Dans le même ordre d'idée, le Dr Kunath ne nous confirme pas que le groupe "témoin" était composé de personnes d'âge ou de sexe similaire à ceux du groupe "patients parkinsoniens". Des différences d'odeurs corporelles entre de jeunes hommes et des individus plus âgés - statistiquement plus à risque d'être atteints de Parkinson - auraient pu influencer l'interprétation de Joy Milne.

Nous ignorons également tout de l'état d'avancement de la maladie chez les patients parkinsoniens impliqués dans l'étude... et si certains suivaient un traitement susceptible de modifier leur odeur.

Sans plus d'information sur le protocole, il faut rester prudent

Le score obtenu par Joy Milne suggère que le "hasard seul" n'était vraisemblablement pas à l'œuvre… mais si les chercheurs ont omis de prendre en compte l'un de ces paramètres, l'hypothèse d'une odeur propre au malade parkinsonien pourrait être superflue. A noter, en revanche, que la prédiction du diagnostic du septième patient, évoqué plus haut, semble difficilement explicable (à moins, bien sûr, que les témoins n'aient été recrutés dans un groupe "à risque").

L'existence d'un mécanisme liant le développement d'une maladie neuro-dégénérative à l'odeur corporelle serait une merveilleuse découverte, qui révolutionnerait les protocoles diagnostiques… et notre connaissance des interactions chimiques entre le cerveau et le reste de notre organisme.
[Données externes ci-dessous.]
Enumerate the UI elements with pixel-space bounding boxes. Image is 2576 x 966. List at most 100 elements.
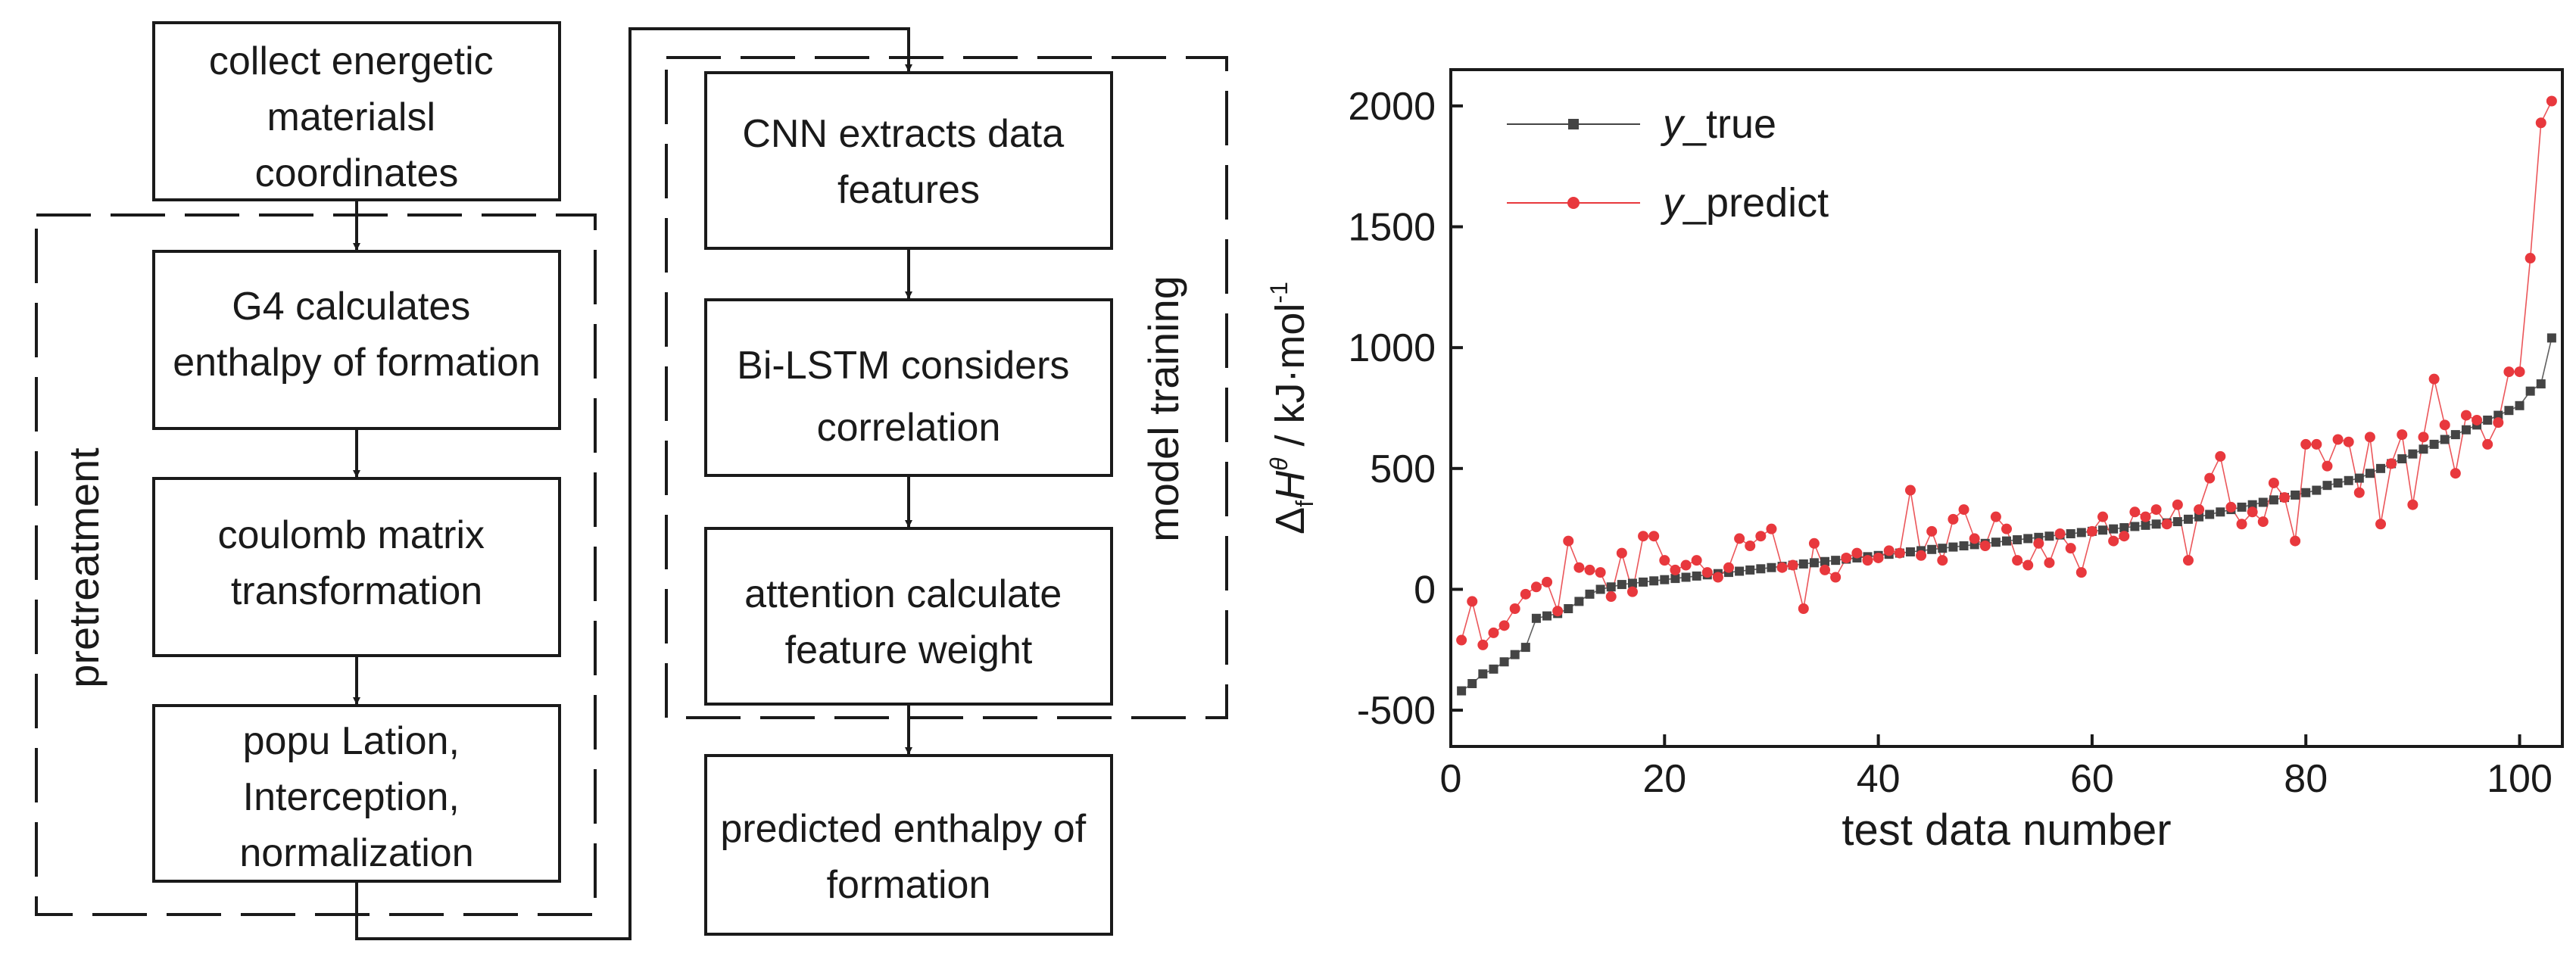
point-y_predict-63 xyxy=(2119,531,2130,542)
point-y_true-94 xyxy=(2450,430,2460,440)
point-y_true-51 xyxy=(1991,538,2001,547)
point-y_predict-28 xyxy=(1745,540,1756,551)
pretreatment-group xyxy=(35,213,597,916)
point-y_true-33 xyxy=(1798,559,1808,569)
point-y_true-11 xyxy=(1564,604,1573,614)
point-y_true-63 xyxy=(2119,523,2129,533)
point-y_predict-95 xyxy=(2460,410,2472,421)
node-coulomb: coulomb matrix transformation xyxy=(152,477,561,657)
point-y_true-46 xyxy=(1938,544,1948,553)
point-y_true-69 xyxy=(2183,514,2193,524)
point-y_predict-27 xyxy=(1734,533,1745,544)
point-y_predict-26 xyxy=(1723,562,1734,573)
point-y_true-20 xyxy=(1660,575,1670,584)
node-g4-line-2: enthalpy of formation xyxy=(173,341,541,385)
node-collect: collect energetic materialsl coordinates xyxy=(152,21,561,201)
point-y_predict-19 xyxy=(1648,531,1660,542)
point-y_predict-64 xyxy=(2129,506,2141,518)
point-y_predict-98 xyxy=(2493,417,2504,428)
point-y_predict-58 xyxy=(2065,543,2076,554)
point-y_predict-61 xyxy=(2097,511,2109,522)
point-y_true-5 xyxy=(1499,657,1509,667)
x-tick-label-0: 0 xyxy=(1440,757,1462,801)
point-y_predict-34 xyxy=(1808,538,1820,549)
node-bilstm-box xyxy=(704,298,1113,477)
point-y_predict-42 xyxy=(1894,547,1905,559)
node-attention-text: attention calculate feature weight xyxy=(744,572,1073,672)
point-y_true-22 xyxy=(1681,572,1691,582)
point-y_true-1 xyxy=(1457,686,1467,696)
y-tick-label-0: 0 xyxy=(1414,568,1436,612)
point-y_true-76 xyxy=(2258,497,2268,507)
point-y_true-87 xyxy=(2376,463,2386,473)
point-y_true-7 xyxy=(1520,643,1530,653)
legend-swatch-marker-y-predict xyxy=(1567,197,1580,209)
point-y_true-23 xyxy=(1692,571,1701,581)
point-y_true-48 xyxy=(1959,541,1969,550)
point-y_predict-81 xyxy=(2311,438,2322,450)
point-y_predict-48 xyxy=(1958,504,1969,516)
point-y_true-70 xyxy=(2194,512,2204,522)
point-y_true-103 xyxy=(2546,333,2556,343)
point-y_predict-79 xyxy=(2290,535,2301,547)
point-y_true-98 xyxy=(2493,410,2503,420)
node-attention-box xyxy=(704,527,1113,706)
x-tick-label-40: 40 xyxy=(1857,757,1901,801)
point-y_predict-101 xyxy=(2525,253,2536,264)
point-y_true-92 xyxy=(2429,439,2439,449)
point-y_predict-41 xyxy=(1883,545,1895,556)
point-y_true-95 xyxy=(2461,425,2471,435)
point-y_predict-15 xyxy=(1605,591,1617,603)
point-y_predict-55 xyxy=(2033,538,2044,549)
point-y_true-17 xyxy=(1627,578,1637,588)
point-y_predict-14 xyxy=(1595,567,1606,578)
x-axis-label: test data number xyxy=(1842,806,2171,855)
point-y_predict-25 xyxy=(1712,572,1723,583)
point-y_predict-77 xyxy=(2268,477,2279,488)
point-y_true-28 xyxy=(1745,565,1755,575)
point-y_true-15 xyxy=(1606,582,1616,592)
node-popu-line-3: normalization xyxy=(239,831,473,875)
legend-item-y-predict: y_predict xyxy=(1507,180,1829,226)
point-y_true-16 xyxy=(1617,580,1626,590)
point-y_true-65 xyxy=(2141,520,2150,530)
point-y_true-89 xyxy=(2397,454,2407,464)
point-y_predict-40 xyxy=(1873,552,1884,563)
point-y_predict-23 xyxy=(1691,555,1702,566)
point-y_predict-88 xyxy=(2386,458,2397,469)
point-y_predict-50 xyxy=(1979,540,1991,551)
point-y_true-59 xyxy=(2076,528,2086,538)
point-y_predict-45 xyxy=(1926,525,1938,537)
node-attention-line-2: feature weight xyxy=(785,628,1033,672)
y-label-unit-sup: -1 xyxy=(1265,282,1293,303)
pretreatment-label: pretreatment xyxy=(60,447,108,688)
series-markers xyxy=(1456,95,2557,696)
point-y_predict-65 xyxy=(2140,511,2151,522)
point-y_predict-18 xyxy=(1638,531,1649,542)
point-y_true-56 xyxy=(2044,531,2054,541)
point-y_predict-21 xyxy=(1670,564,1681,575)
node-predicted-box xyxy=(704,754,1113,936)
point-y_predict-87 xyxy=(2375,519,2387,530)
point-y_true-6 xyxy=(1510,650,1520,659)
plot-frame xyxy=(1449,68,2564,748)
node-collect-line-1: collect energetic xyxy=(209,39,494,83)
series-lines xyxy=(1461,101,2553,692)
point-y_true-80 xyxy=(2301,488,2311,497)
point-y_predict-29 xyxy=(1755,531,1767,542)
point-y_true-47 xyxy=(1948,542,1958,552)
point-y_predict-70 xyxy=(2194,504,2205,516)
point-y_true-84 xyxy=(2344,475,2353,485)
node-popu: popu Lation, Interception, normalization xyxy=(152,704,561,883)
node-coulomb-box xyxy=(152,477,561,657)
point-y_predict-90 xyxy=(2407,499,2419,510)
point-y_predict-74 xyxy=(2236,519,2247,530)
node-collect-box xyxy=(152,21,561,201)
point-y_predict-59 xyxy=(2075,567,2087,578)
x-tick-label-100: 100 xyxy=(2487,757,2553,801)
point-y_predict-5 xyxy=(1499,620,1510,631)
point-y_predict-99 xyxy=(2503,366,2515,378)
node-popu-line-1: popu Lation, xyxy=(243,719,460,763)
Mais avant d'extrapoler sur l'origine et la nature[1] des composés odorants typiques de la maladie de Parkinson… il convient de valider correctement les performances de Joy Milne.

Il est à espérer que l'expérience de plus grande envergure que l'équipe du Dr Kunath compte désormais mettre en place (et qui impliquera 200 participants) n'omettra aucune des précautions ici évoquées - sinon quoi tous ces grands espoirs pourraient vite être déçus.
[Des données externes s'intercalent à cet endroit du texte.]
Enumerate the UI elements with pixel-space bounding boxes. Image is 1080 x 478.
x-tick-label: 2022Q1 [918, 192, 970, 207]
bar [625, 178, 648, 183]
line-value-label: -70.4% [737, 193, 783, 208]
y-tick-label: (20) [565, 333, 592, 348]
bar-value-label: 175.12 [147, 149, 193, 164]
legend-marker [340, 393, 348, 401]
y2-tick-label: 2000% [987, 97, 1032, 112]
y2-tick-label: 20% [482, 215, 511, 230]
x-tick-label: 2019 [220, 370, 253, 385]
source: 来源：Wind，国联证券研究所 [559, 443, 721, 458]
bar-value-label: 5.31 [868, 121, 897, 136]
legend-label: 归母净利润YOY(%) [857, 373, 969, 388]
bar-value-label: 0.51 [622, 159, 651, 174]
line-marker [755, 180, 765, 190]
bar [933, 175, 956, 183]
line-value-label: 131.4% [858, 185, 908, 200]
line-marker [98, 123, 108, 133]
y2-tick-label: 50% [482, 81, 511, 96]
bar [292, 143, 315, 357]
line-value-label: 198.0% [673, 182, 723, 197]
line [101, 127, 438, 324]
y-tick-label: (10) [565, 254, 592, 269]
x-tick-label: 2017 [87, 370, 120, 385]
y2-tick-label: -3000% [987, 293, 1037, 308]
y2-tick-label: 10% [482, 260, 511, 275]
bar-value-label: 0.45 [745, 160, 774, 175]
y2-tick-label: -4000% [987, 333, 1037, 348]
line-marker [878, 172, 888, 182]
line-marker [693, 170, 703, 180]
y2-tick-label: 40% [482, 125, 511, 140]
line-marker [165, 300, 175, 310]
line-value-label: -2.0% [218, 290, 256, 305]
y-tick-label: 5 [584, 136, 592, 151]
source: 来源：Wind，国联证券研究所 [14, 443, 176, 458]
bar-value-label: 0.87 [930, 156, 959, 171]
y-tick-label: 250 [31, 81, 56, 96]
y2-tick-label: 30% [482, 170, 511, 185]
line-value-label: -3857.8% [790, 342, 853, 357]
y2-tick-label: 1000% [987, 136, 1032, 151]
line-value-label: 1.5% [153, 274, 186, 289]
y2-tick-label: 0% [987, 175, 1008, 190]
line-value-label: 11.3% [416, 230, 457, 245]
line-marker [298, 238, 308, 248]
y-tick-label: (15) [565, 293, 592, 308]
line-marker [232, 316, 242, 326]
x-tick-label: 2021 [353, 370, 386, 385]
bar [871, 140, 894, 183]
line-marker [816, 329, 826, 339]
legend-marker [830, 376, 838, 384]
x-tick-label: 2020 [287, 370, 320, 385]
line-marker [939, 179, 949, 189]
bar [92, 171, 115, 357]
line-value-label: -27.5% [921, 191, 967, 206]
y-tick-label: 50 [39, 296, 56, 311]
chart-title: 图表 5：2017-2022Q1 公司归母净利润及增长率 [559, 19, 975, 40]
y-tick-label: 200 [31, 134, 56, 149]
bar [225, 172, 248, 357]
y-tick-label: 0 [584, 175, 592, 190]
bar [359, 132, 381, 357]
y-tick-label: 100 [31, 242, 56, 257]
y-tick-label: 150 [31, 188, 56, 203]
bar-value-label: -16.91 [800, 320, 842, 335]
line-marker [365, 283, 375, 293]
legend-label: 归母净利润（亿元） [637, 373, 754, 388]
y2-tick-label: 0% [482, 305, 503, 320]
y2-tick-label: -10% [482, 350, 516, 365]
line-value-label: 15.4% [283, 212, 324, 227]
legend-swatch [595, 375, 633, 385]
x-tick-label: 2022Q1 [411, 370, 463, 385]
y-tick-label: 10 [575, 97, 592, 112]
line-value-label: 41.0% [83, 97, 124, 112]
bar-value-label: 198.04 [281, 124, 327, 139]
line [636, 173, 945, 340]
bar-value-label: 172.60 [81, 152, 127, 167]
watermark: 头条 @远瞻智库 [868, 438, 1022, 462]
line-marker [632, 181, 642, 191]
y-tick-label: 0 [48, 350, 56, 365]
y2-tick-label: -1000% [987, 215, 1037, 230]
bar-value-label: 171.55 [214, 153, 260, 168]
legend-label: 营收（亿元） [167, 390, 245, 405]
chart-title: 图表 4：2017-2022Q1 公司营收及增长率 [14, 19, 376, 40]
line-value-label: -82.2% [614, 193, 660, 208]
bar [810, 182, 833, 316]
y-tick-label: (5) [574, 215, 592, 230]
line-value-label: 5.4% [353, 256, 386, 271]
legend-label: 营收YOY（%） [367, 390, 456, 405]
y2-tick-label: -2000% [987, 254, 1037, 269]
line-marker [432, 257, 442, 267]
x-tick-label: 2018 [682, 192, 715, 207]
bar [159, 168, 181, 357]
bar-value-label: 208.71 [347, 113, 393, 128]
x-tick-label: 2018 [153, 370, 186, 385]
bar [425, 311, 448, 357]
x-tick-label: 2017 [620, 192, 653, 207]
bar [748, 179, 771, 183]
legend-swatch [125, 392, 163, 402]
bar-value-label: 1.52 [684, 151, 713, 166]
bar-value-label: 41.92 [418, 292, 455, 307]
A noter enfin qu'une réussite de ce grand test ne sera qu'une étape dans la validation de l'hypothèse de "l'odeur de Parkinson", une réplication de ces travaux par une équipe indépendante marquant le seul moment où les médias pourront légitimement se réjouir !


[1] Le Dr Kunath hasarde l'hypothèse d'une modification dans la composition du sébum, mais d’autres pistes sont bien sûr envisageables (par exemple, l’existence d’une présence bactérienne spécifique).

[2] A noter que la connaissance (ou non) du nombre de t-shirts appartenant à des parkinsoniens module fortement ce que l’on peut attendre d’un tel test. En étant informé à l'avance que seuls six t-shirts étaient ceux de malades, le score de 6/6 n'avait certes que 0,1% de chance d'être obtenu "par hasard". Mais un score de 5/6 aurait été très difficile à interpréter. En revanche, si l'expérience avait eu pour objet de découvrir si des t-shirts appartenaient à des parkinsoniens, annoncer (correctement) qu'il n'y en avait que six et parvenir à les identifier aurait été encore plus époustouflant - le phénomène n'ayant que 0,02% de chance de se produire par hasard. Il aurait d’ailleurs suffi que Joy Milne ne désigne correctement que 10 ou 11 vêtements, pour laisser entendre les chercheurs que "le hasard seul" n'était vraisemblablement pas à l'œuvre.

A noter qu'un score de 0, 1 ou 2 t-shirt aurait été tout aussi surprenant pour les chercheurs. Joy Milne se serait en effet révélée anormalement mauvaise, puisqu'une telle sous-performance n’a que 2% de chance de se produire ! Et si cette contre-performance était routinière, les médecins pourraient d’ailleurs en tirer profit : il suffirait de tester pour Parkinson toutes les personnes désignées comme saines par Joy Milne, pour avoir une probabilité "supérieure à celle attendue par le hasard" d’identifier un malade !

Une expérience de discrimination de douze t-shirts peut être riche d'enseignements, si elle est bien conçue, et bien menée.

Si le nombre d'identifications correctes est trop faible - plus précisément, que le score obtenu n'est pas différent de ce que l'on constaterait si la personne testée donnait son pronostic au hasard - les chercheurs auront tendance à passer à autre chose.

Si, à l’inverse, le score est anormalement élevé[2], la probabilité est faible que "le hasard" soit seul responsable de la performance. Tel est le cas ici, et les chercheurs vont essayer de reproduire ces premières observations à plus grande échelle, pour estimer plus précisément l'efficacité du "nez" de Joy Milne.